A few years later Jessica was great impacted by two passages:

“For I am convinced that neither death nor life, neither angels nor demons, neither the present nor the future, nor any powers, neither height nor depth, nor anything else in all creation, will be able to separate us from the love of God that is in Christ Jesus our Lord” (Romans 8:38-39).

“For you formed my inward parts; you knitted me together in my mother’s womb. I praise you, for I am fearfully and wonderfully made.  Wonderful are your works; my soul knows it very well. My frame was not hidden from you, when I was being made in secret, intricately woven in the depths of the earth. Your eyes saw my unformed substance; in your book were written, every one of them, the days that were formed for me, when as yet there was none of them. How precious to me are your thoughts, O God! How vast is the sum of them!” (Psalm 139:13-17).

Through His Word, Jessica found freedom to fully forgive her mom and let go of the lies that she was unworthy or unloved, combating both lies with the Word of God. She started praying specifically that her mom would come to know Jesus as her personal Savior.
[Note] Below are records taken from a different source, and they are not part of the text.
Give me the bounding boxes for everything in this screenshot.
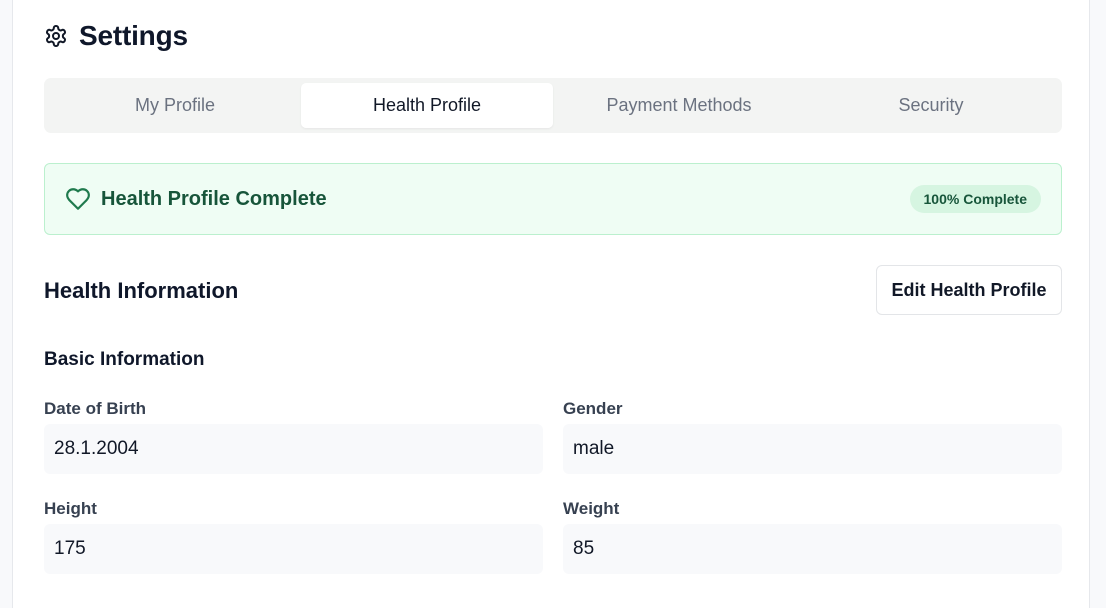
settings-card: Settings My Profile Health Profile Payme… — [12, 0, 1090, 608]
settings-tabs: My Profile Health Profile Payment Method… — [44, 78, 1062, 133]
tab-security[interactable]: Security — [805, 83, 1057, 128]
field-value: 175 — [44, 524, 543, 574]
weight-field: Weight 85 — [563, 498, 1062, 574]
field-value: 85 — [563, 524, 1062, 574]
date-of-birth-field: Date of Birth 28.1.2004 — [44, 398, 543, 474]
field-value: male — [563, 424, 1062, 474]
basic-information-title: Basic Information — [44, 349, 205, 370]
tab-payment-methods[interactable]: Payment Methods — [553, 83, 805, 128]
field-value: 28.1.2004 — [44, 424, 543, 474]
banner-title: Health Profile Complete — [101, 187, 327, 210]
height-field: Height 175 — [44, 498, 543, 574]
profile-complete-banner: Health Profile Complete 100% Complete — [44, 163, 1062, 235]
heart-icon — [66, 188, 90, 210]
edit-health-profile-button[interactable]: Edit Health Profile — [876, 265, 1062, 315]
gear-icon — [46, 25, 66, 47]
page-title: Settings — [79, 20, 188, 51]
field-label: Weight — [563, 499, 620, 518]
health-information-title: Health Information — [44, 278, 239, 303]
gender-field: Gender male — [563, 398, 1062, 474]
tab-health-profile[interactable]: Health Profile — [301, 83, 553, 128]
field-label: Date of Birth — [44, 399, 146, 418]
field-label: Height — [44, 499, 97, 518]
completion-badge: 100% Complete — [909, 185, 1041, 213]
page-header: Settings — [44, 20, 188, 52]
field-label: Gender — [563, 399, 623, 418]
tab-my-profile[interactable]: My Profile — [49, 83, 301, 128]
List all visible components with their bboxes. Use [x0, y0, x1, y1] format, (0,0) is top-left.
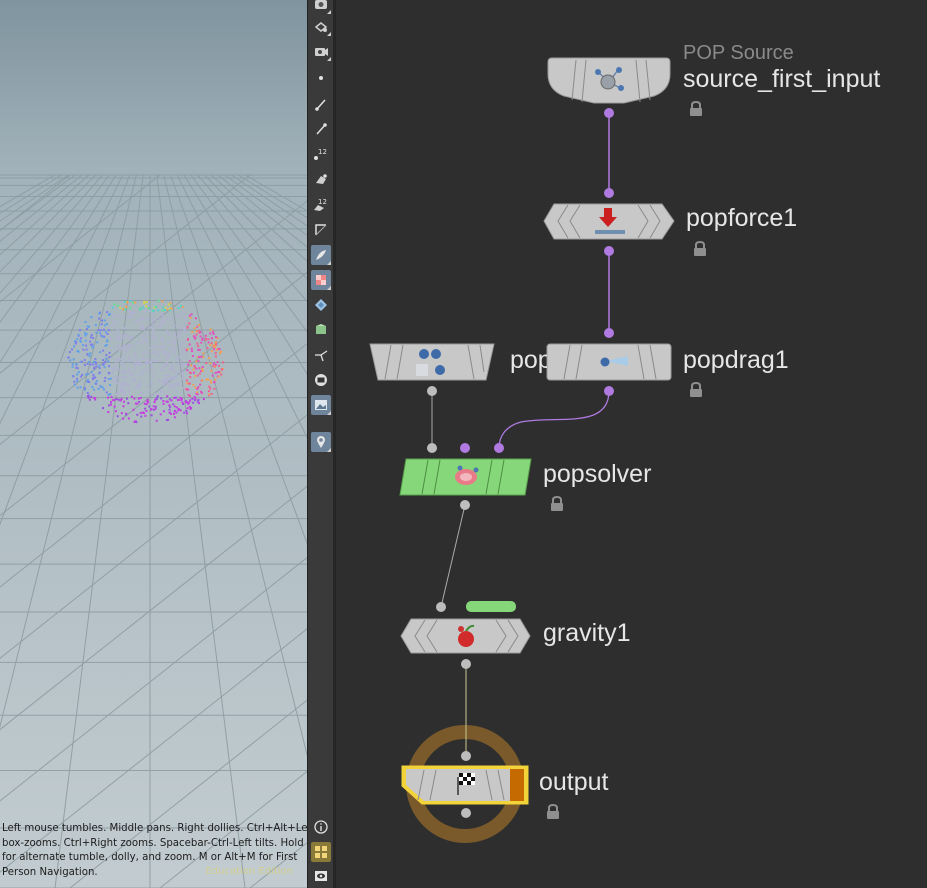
handles-icon[interactable] — [311, 345, 331, 365]
lighting-icon[interactable] — [311, 320, 331, 340]
safe-area-icon[interactable] — [311, 370, 331, 390]
prim-normals-icon[interactable] — [311, 119, 331, 139]
view-camera-icon[interactable] — [311, 41, 331, 61]
edition-watermark: Education Edition — [205, 866, 293, 877]
node-popdrag1[interactable] — [546, 343, 672, 381]
display-toolbar: 12 12 — [307, 0, 335, 888]
wire-layer — [369, 57, 675, 843]
wire[interactable] — [440, 504, 466, 608]
shading-mode-icon[interactable] — [311, 245, 331, 265]
backface-icon[interactable] — [311, 219, 331, 239]
bypass-flag-bar[interactable] — [466, 601, 516, 612]
node-name-source[interactable]: source_first_input — [683, 65, 880, 94]
nav-hint-line: for alternate tumble, dolly, and zoom. M… — [2, 852, 298, 864]
background-image-icon[interactable] — [311, 395, 331, 415]
node-output[interactable] — [401, 765, 529, 805]
node-gravity1[interactable] — [400, 618, 531, 654]
lock-icon[interactable] — [689, 382, 703, 398]
node-popobject[interactable] — [369, 343, 495, 381]
points-display-icon[interactable] — [311, 68, 331, 88]
layout-icon[interactable] — [311, 842, 331, 862]
wire[interactable] — [498, 390, 610, 449]
scene-viewport[interactable]: Left mouse tumbles. Middle pans. Right d… — [0, 0, 307, 888]
ghost-icon[interactable] — [311, 295, 331, 315]
lock-icon[interactable] — [550, 496, 564, 512]
node-name-output[interactable]: output — [539, 768, 609, 797]
point-normals-icon[interactable] — [311, 94, 331, 114]
viewport-scene[interactable] — [0, 0, 307, 888]
svg-text:12: 12 — [318, 198, 327, 206]
svg-text:12: 12 — [318, 148, 327, 156]
lock-icon[interactable] — [693, 241, 707, 257]
node-name-popdrag1[interactable]: popdrag1 — [683, 346, 789, 375]
lock-icon[interactable] — [689, 101, 703, 117]
camera-icon[interactable] — [311, 0, 331, 14]
point-numbers-icon[interactable]: 12 — [311, 144, 331, 164]
pin-icon[interactable] — [311, 432, 331, 452]
vertex-icon[interactable] — [311, 169, 331, 189]
prim-numbers-icon[interactable]: 12 — [311, 194, 331, 214]
nav-hint-line: box-zooms. Ctrl+Right zooms. Spacebar-Ct… — [2, 837, 307, 849]
node-name-popsolver[interactable]: popsolver — [543, 460, 651, 489]
network-editor[interactable]: POP Source source_first_input popforce1 … — [336, 0, 927, 888]
select-view-icon[interactable] — [311, 16, 331, 36]
node-name-popforce1[interactable]: popforce1 — [686, 204, 797, 233]
eye-icon[interactable] — [311, 866, 331, 886]
texture-icon[interactable] — [311, 270, 331, 290]
lock-icon[interactable] — [546, 804, 560, 820]
node-source-first-input[interactable] — [547, 57, 671, 104]
nav-hint-line: Left mouse tumbles. Middle pans. Right d… — [2, 823, 307, 834]
node-name-gravity1[interactable]: gravity1 — [543, 619, 631, 648]
node-type-label: POP Source — [683, 42, 794, 64]
node-popforce1[interactable] — [543, 203, 675, 240]
info-icon[interactable] — [311, 817, 331, 837]
node-popsolver[interactable] — [399, 458, 532, 496]
node-name-popobject[interactable]: popobject — [510, 346, 547, 375]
And that she would one day be reunited with her.  

There over 160 million orphans in the world who need to be rescued. Jessica’s story is such a beautiful reminder that every life is so valuable to our King. God has called each of us to stand in the gap for orphans:

“Speak up for those who cannot speak for themselves, for the rights of all who are destitute. Speak up and judge fairly; defend the rights of the poor and needy” (Proverbs 31:8-9).

“Whoever receives one little child…in My name receives Me.” (Matthew. 18:5).

“Religion that God our Father accepts as pure and faultless is this: to look after orphans and widows in their distress and to keep oneself from being polluted by the world” (James 1:27).

Let’s be women who joyfully stand for these lives! He so longs for each of these orphans to come into His family, through Jesus!